Jakarta|EGINDO.co Pemerintah Indonesia resmi memulai babak baru dalam pengelolaan aset negara pasca-eksekusi lahan eks Hotel Sultan di kawasan Gelora Bung Karno (GBK), Senayan, Jakarta Pusat. Langkah strategis ini diambil guna mendongkrak Penerimaan Negara Bukan Pajak (PNBP) sekaligus merevitalisasi jantung kota menjadi pusat ekonomi dan pariwisata baru berskala internasional.
Dalam rapat kerja bersama Komisi XIII DPR RI pada Rabu (15/7/2026), Menteri Sekretaris Negara (Mensesneg) Prasetyo Hadi melaporkan bahwa konflik kepemilikan lahan yang telah bergulir selama delapan tahun akhirnya selesai secara hukum pada Kamis, 18 Juni 2026 lalu. Status kepemilikan aset kini telah sepenuhnya kembali ke tangan negara setelah masa kontrak pihak ketiga habis. Saat ini, proses pengosongan fisik bangunan masih berlangsung dan diperkirakan memakan waktu satu bulan sebelum dialihkan secara penuh kepada otoritas pengelola yang baru.
Kolaborasi Strategis dan Penataan Ulang
Untuk memaksimalkan nilai ekonomi dari lahan strategis tersebut, Kementerian Sekretariat Negara menggandeng Badan Pengelola Investasi Daya Anagata Nusantara (BPI Danantara).
“Kami saat ini sedang intens berkoordinasi dengan Danantara guna menyusun rancangan ulang (masterplan) kawasan Hotel Sultan dan sekitarnya. Tujuannya adalah optimalisasi peruntukan agar kontribusi finansial terhadap kas negara dapat ditingkatkan secara signifikan,” ujar Mensesneg Prasetyo Hadi.
Melansir laporan dari CNBC Indonesia, Kepala BPI Danantara Rosan Roeslani tidak menampik adanya peluang untuk merobohkan bangunan hotel legendaris peninggalan tahun 1970-an tersebut. Sebagai gantinya, Danantara berencana membangun zonasi baru terpadu terintegrasi BUMN pariwisata seperti InJourney. Proyek penataan ini mencakup area seluas kurang lebih 200 hektare, yang membentang dari lapangan golf hingga fasilitas publik lain di dalam kompleks olahraga GBK.

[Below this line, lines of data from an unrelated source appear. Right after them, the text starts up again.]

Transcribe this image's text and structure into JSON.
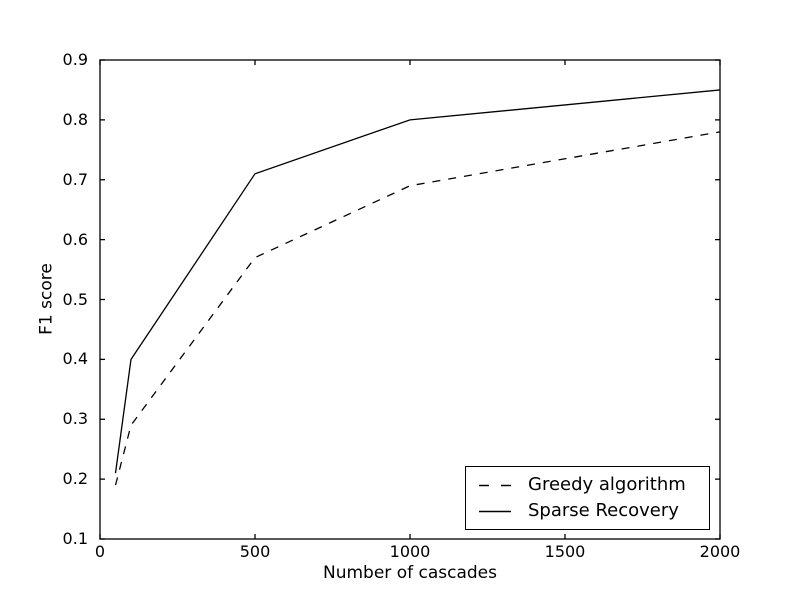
{
  "figure": {
    "background": "#ffffff",
    "axis_color": "#000000",
    "text_color": "#000000"
  },
  "chart_data": {
    "type": "line",
    "title": "",
    "xlabel": "Number of cascades",
    "ylabel": "F1 score",
    "xlim": [
      0,
      2000
    ],
    "ylim": [
      0.1,
      0.9
    ],
    "x_ticks": [
      "0",
      "500",
      "1000",
      "1500",
      "2000"
    ],
    "y_ticks": [
      "0.1",
      "0.2",
      "0.3",
      "0.4",
      "0.5",
      "0.6",
      "0.7",
      "0.8",
      "0.9"
    ],
    "grid": false,
    "legend_position": "lower right",
    "x": [
      50,
      100,
      500,
      1000,
      2000
    ],
    "series": [
      {
        "name": "Greedy algorithm",
        "line_style": "dashed",
        "color": "#000000",
        "values": [
          0.19,
          0.29,
          0.57,
          0.69,
          0.78
        ]
      },
      {
        "name": "Sparse Recovery",
        "line_style": "solid",
        "color": "#000000",
        "values": [
          0.21,
          0.4,
          0.71,
          0.8,
          0.85
        ]
      }
    ]
  }
}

Menggenjot Devisa Melalui Sport Tourism
Berdasarkan analisis Harian Kontan, proyek berskala besar ini mengusung visi penciptaan pusat sport tourism dunia demi mengejar ketertinggalan daya saing sektor pariwisata Indonesia dari negara-negara tetangga seperti Singapura dan Thailand.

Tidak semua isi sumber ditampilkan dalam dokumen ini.